Combien d’entre nous te sont redevables d’une carrière, d’une profession? Combien de vies as-tu touchées de près ou de loin? Combien d’orthophonistes et d’audiologistes et, au travers eux, combien de patients?

Grande visionnaire, les deux pieds plantés dans la réalité et les besoins de la profession, tu as contribué, au développement et à l’essor de la recherche et des pratiques de l’orthophonie et de l’audiologie. Tu n’as jamais oublié qu’en bout de ligne, il y avait le patient. Et parce que tu n’as pas voulu équiper tes étudiants de livres de recettes mais plutôt d’une grande capacité d’analyse et de réflexion, tu as permis la reconnaissance de leur travail par la communauté universitaire.

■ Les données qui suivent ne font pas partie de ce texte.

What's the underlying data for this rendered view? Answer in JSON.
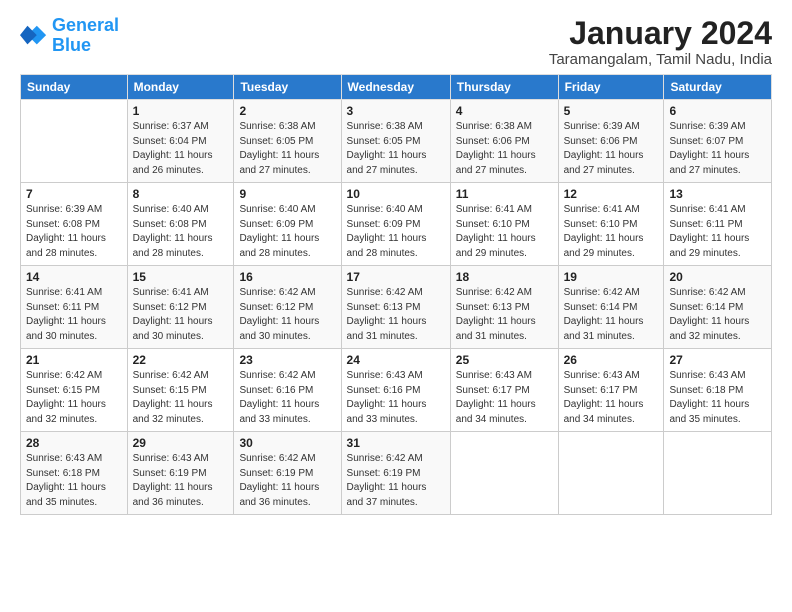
{
  "logo": {
    "line1": "General",
    "line2": "Blue"
  },
  "title": "January 2024",
  "subtitle": "Taramangalam, Tamil Nadu, India",
  "header": {
    "colors": {
      "bg": "#2979cc"
    }
  },
  "days_of_week": [
    "Sunday",
    "Monday",
    "Tuesday",
    "Wednesday",
    "Thursday",
    "Friday",
    "Saturday"
  ],
  "weeks": [
    [
      {
        "day": "",
        "info": ""
      },
      {
        "day": "1",
        "info": "Sunrise: 6:37 AM\nSunset: 6:04 PM\nDaylight: 11 hours\nand 26 minutes."
      },
      {
        "day": "2",
        "info": "Sunrise: 6:38 AM\nSunset: 6:05 PM\nDaylight: 11 hours\nand 27 minutes."
      },
      {
        "day": "3",
        "info": "Sunrise: 6:38 AM\nSunset: 6:05 PM\nDaylight: 11 hours\nand 27 minutes."
      },
      {
        "day": "4",
        "info": "Sunrise: 6:38 AM\nSunset: 6:06 PM\nDaylight: 11 hours\nand 27 minutes."
      },
      {
        "day": "5",
        "info": "Sunrise: 6:39 AM\nSunset: 6:06 PM\nDaylight: 11 hours\nand 27 minutes."
      },
      {
        "day": "6",
        "info": "Sunrise: 6:39 AM\nSunset: 6:07 PM\nDaylight: 11 hours\nand 27 minutes."
      }
    ],
    [
      {
        "day": "7",
        "info": "Sunrise: 6:39 AM\nSunset: 6:08 PM\nDaylight: 11 hours\nand 28 minutes."
      },
      {
        "day": "8",
        "info": "Sunrise: 6:40 AM\nSunset: 6:08 PM\nDaylight: 11 hours\nand 28 minutes."
      },
      {
        "day": "9",
        "info": "Sunrise: 6:40 AM\nSunset: 6:09 PM\nDaylight: 11 hours\nand 28 minutes."
      },
      {
        "day": "10",
        "info": "Sunrise: 6:40 AM\nSunset: 6:09 PM\nDaylight: 11 hours\nand 28 minutes."
      },
      {
        "day": "11",
        "info": "Sunrise: 6:41 AM\nSunset: 6:10 PM\nDaylight: 11 hours\nand 29 minutes."
      },
      {
        "day": "12",
        "info": "Sunrise: 6:41 AM\nSunset: 6:10 PM\nDaylight: 11 hours\nand 29 minutes."
      },
      {
        "day": "13",
        "info": "Sunrise: 6:41 AM\nSunset: 6:11 PM\nDaylight: 11 hours\nand 29 minutes."
      }
    ],
    [
      {
        "day": "14",
        "info": "Sunrise: 6:41 AM\nSunset: 6:11 PM\nDaylight: 11 hours\nand 30 minutes."
      },
      {
        "day": "15",
        "info": "Sunrise: 6:41 AM\nSunset: 6:12 PM\nDaylight: 11 hours\nand 30 minutes."
      },
      {
        "day": "16",
        "info": "Sunrise: 6:42 AM\nSunset: 6:12 PM\nDaylight: 11 hours\nand 30 minutes."
      },
      {
        "day": "17",
        "info": "Sunrise: 6:42 AM\nSunset: 6:13 PM\nDaylight: 11 hours\nand 31 minutes."
      },
      {
        "day": "18",
        "info": "Sunrise: 6:42 AM\nSunset: 6:13 PM\nDaylight: 11 hours\nand 31 minutes."
      },
      {
        "day": "19",
        "info": "Sunrise: 6:42 AM\nSunset: 6:14 PM\nDaylight: 11 hours\nand 31 minutes."
      },
      {
        "day": "20",
        "info": "Sunrise: 6:42 AM\nSunset: 6:14 PM\nDaylight: 11 hours\nand 32 minutes."
      }
    ],
    [
      {
        "day": "21",
        "info": "Sunrise: 6:42 AM\nSunset: 6:15 PM\nDaylight: 11 hours\nand 32 minutes."
      },
      {
        "day": "22",
        "info": "Sunrise: 6:42 AM\nSunset: 6:15 PM\nDaylight: 11 hours\nand 32 minutes."
      },
      {
        "day": "23",
        "info": "Sunrise: 6:42 AM\nSunset: 6:16 PM\nDaylight: 11 hours\nand 33 minutes."
      },
      {
        "day": "24",
        "info": "Sunrise: 6:43 AM\nSunset: 6:16 PM\nDaylight: 11 hours\nand 33 minutes."
      },
      {
        "day": "25",
        "info": "Sunrise: 6:43 AM\nSunset: 6:17 PM\nDaylight: 11 hours\nand 34 minutes."
      },
      {
        "day": "26",
        "info": "Sunrise: 6:43 AM\nSunset: 6:17 PM\nDaylight: 11 hours\nand 34 minutes."
      },
      {
        "day": "27",
        "info": "Sunrise: 6:43 AM\nSunset: 6:18 PM\nDaylight: 11 hours\nand 35 minutes."
      }
    ],
    [
      {
        "day": "28",
        "info": "Sunrise: 6:43 AM\nSunset: 6:18 PM\nDaylight: 11 hours\nand 35 minutes."
      },
      {
        "day": "29",
        "info": "Sunrise: 6:43 AM\nSunset: 6:19 PM\nDaylight: 11 hours\nand 36 minutes."
      },
      {
        "day": "30",
        "info": "Sunrise: 6:42 AM\nSunset: 6:19 PM\nDaylight: 11 hours\nand 36 minutes."
      },
      {
        "day": "31",
        "info": "Sunrise: 6:42 AM\nSunset: 6:19 PM\nDaylight: 11 hours\nand 37 minutes."
      },
      {
        "day": "",
        "info": ""
      },
      {
        "day": "",
        "info": ""
      },
      {
        "day": "",
        "info": ""
      }
    ]
  ]
}
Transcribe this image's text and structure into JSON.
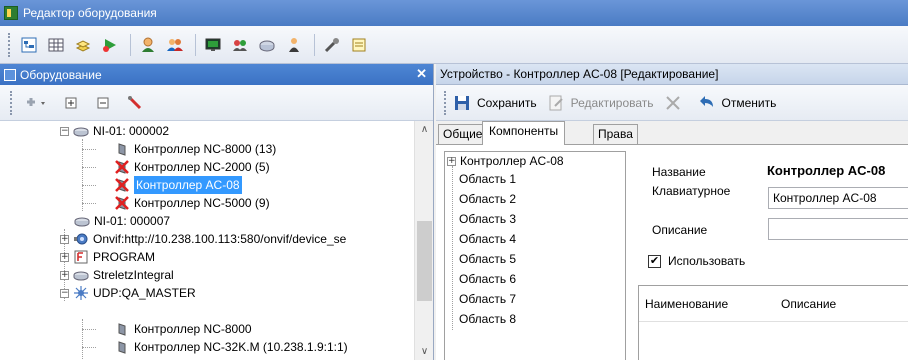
{
  "window": {
    "title": "Редактор оборудования"
  },
  "left_panel": {
    "title": "Оборудование",
    "close_glyph": "✕",
    "tree": [
      {
        "label": "NI-01: 000002",
        "type": "ni"
      },
      {
        "label": "Контроллер NC-8000 (13)",
        "type": "controller"
      },
      {
        "label": "Контроллер NC-2000 (5)",
        "type": "controller-x"
      },
      {
        "label": "Контроллер AC-08",
        "type": "controller-x",
        "selected": true
      },
      {
        "label": "Контроллер NC-5000 (9)",
        "type": "controller-x"
      },
      {
        "label": "NI-01: 000007",
        "type": "ni"
      },
      {
        "label": "Onvif:http://10.238.100.113:580/onvif/device_se",
        "type": "onvif"
      },
      {
        "label": "PROGRAM",
        "type": "program"
      },
      {
        "label": "StreletzIntegral",
        "type": "streletz"
      },
      {
        "label": "UDP:QA_MASTER",
        "type": "udp"
      },
      {
        "label": "Контроллер NC-8000",
        "type": "controller"
      },
      {
        "label": "Контроллер NC-32K.M (10.238.1.9:1:1)",
        "type": "controller"
      }
    ]
  },
  "right_panel": {
    "title": "Устройство - Контроллер AC-08 [Редактирование]",
    "toolbar": {
      "save": "Сохранить",
      "edit": "Редактировать",
      "cancel": "Отменить"
    },
    "tabs": [
      "Общие",
      "Компоненты",
      "Права"
    ],
    "component_tree": [
      "Контроллер AC-08",
      "Область 1",
      "Область 2",
      "Область 3",
      "Область 4",
      "Область 5",
      "Область 6",
      "Область 7",
      "Область 8"
    ],
    "form": {
      "name_label": "Название",
      "name_value": "Контроллер AC-08",
      "keyboard_label": "Клавиатурное",
      "keyboard_value": "Контроллер AC-08",
      "description_label": "Описание",
      "description_value": "",
      "use_label": "Использовать",
      "use_checked": true,
      "check_glyph": "✔"
    },
    "grid_headers": [
      "Наименование",
      "Описание"
    ]
  },
  "tree_glyphs": {
    "minus": "−",
    "plus": "+"
  },
  "scroll_glyphs": {
    "up": "∧",
    "down": "∨"
  },
  "colors": {
    "titlebar": "#4a7bc4",
    "selection": "#3399ff"
  }
}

Aujourd’hui, tes collègues et amis, ta famille, tous sont là pour te rendre hommage et te dire une dernière fois l’amour et l’amitié qu’ils ont pour toi. Je suis loin et ne peux pas être parmi eux. Mais maintenant, pour toi, les distances n’ont plus d’importance, n’est-ce pas?

Au revoir, chère petite et grande amie. 

Merci pour tout.

 

Danièle Archambault, Ph.D.

Linguistique et traduction.

Palo Alto, Californie

 

Le premier février 2014.


9/02/14
Jocelyne Bonnefil ( Cette adresse courriel est protégée contre les robots spammeurs. Vous devez activer le JavaScript pour la visualiser. ): Louise Coderre

Honneur et respect à Madame Louise Coderre.
D’aussi loin que je me rappelle,1965, j’ai vu Madame Coderre porter la profession d’orthophoniste et d’audiologiste à bout de bras, en faire une cause personnelle, une mission. Elle  voulait offrir aux étudiant-es une formation à la hauteur des complexités et beautés de ce métier. Elle l’entrevoyait, sans limites en savoirs, en compétences, sans perdre de vue la juste place que nous devions prendre dans le concert des professions.
Je l’ai vu encourager de bons mots et d’actions concrètes ses collègues et ses ouailles qui avaient comme elle la passion du métier. Elle en était fière. Tout cela en douceur, sans l’agressivité qui parfois entache les milieux compétitifs.
Louise Coderre ? Une belle personne. Je suis heureuse de l’avoir connue et lui suis infiniment reconnaissante de m’avoir souvent fait confiance.

Mes sincères condoléances à ses parents et amis avec une pensée spéciale pour ses amies orthophonistes.